Is $\ell^p \mathbb N \subset \ell^q \mathbb N$ inclusion compact ?

Question

This question just struck me, is it true that if $1 <p <q <\infty$ , is the inclusion map

$$\ell^p \mathbb N \subset \ell^q \mathbb N$$compact ?

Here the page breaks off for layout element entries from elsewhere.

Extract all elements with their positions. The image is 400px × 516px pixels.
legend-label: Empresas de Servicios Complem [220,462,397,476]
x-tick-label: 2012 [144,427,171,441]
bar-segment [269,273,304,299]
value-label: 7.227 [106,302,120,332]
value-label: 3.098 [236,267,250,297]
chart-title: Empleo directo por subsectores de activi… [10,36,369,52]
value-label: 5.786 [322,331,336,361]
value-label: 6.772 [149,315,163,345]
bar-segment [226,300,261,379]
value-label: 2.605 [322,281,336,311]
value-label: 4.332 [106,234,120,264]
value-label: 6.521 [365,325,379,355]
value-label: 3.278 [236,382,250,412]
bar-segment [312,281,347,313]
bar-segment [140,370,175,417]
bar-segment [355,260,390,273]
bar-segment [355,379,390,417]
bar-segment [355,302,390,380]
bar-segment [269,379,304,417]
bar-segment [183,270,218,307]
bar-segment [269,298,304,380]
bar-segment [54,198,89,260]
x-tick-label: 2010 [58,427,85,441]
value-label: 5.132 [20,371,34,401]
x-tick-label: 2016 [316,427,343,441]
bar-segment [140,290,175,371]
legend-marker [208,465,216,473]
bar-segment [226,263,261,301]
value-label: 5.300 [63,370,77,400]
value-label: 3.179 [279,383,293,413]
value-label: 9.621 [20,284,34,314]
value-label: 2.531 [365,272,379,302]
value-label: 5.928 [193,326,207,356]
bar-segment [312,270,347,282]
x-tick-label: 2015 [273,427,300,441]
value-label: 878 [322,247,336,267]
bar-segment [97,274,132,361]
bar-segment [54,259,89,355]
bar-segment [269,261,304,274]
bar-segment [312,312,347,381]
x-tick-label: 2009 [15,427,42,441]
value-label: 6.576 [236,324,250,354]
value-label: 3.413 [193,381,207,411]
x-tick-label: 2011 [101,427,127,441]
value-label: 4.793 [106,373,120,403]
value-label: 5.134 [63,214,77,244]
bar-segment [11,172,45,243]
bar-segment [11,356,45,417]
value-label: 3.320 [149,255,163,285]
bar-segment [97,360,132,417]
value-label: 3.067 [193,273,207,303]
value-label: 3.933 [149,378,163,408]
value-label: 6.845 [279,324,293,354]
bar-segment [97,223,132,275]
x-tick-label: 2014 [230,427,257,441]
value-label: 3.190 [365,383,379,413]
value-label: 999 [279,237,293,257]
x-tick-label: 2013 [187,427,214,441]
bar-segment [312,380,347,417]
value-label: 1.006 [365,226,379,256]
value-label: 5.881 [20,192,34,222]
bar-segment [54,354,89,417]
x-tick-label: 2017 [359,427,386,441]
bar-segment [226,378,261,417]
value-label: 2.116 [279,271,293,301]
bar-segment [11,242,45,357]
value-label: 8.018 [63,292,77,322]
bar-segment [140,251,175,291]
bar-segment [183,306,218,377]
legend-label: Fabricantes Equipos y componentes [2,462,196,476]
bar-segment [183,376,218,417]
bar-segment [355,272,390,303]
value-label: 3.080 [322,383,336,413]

Hölders inequality gives us that the inclusion is continuous . But for compactness it doesn't seem very direct .

Thank you for ur help .

Answer 1

No: let $e^{(n)}_k:=\delta_{nk}$. Then the sequence $\{e^{(n)}\}$ is bounded in $\ell^p$, for $1\leqslant p\leqslant \infty$. If $n_1\neq n_2$, then $$\lVert e^{n_1}-e^{n_2}\rVert_q=\begin{cases} 2^{1/q},&\mbox{if }1\leqslant q<\infty\\\ 1&\mbox{if }q=+\infty, \end{cases}$$

which proves that there is no convergent subsequence in $\ell^q$. So we actually can take $1\color{red}\leqslant p\color{red}\leqslant q\color{red}\leqslant +\infty$.

Answer 2

The sequence of standard basis vectors $(1,0,\ldots),(0,1,0,\ldots),(0,0,1,0,\ldots),\ldots$ is bounded in every $\ell^p$, but has no convergent subsequence in any of these spaces.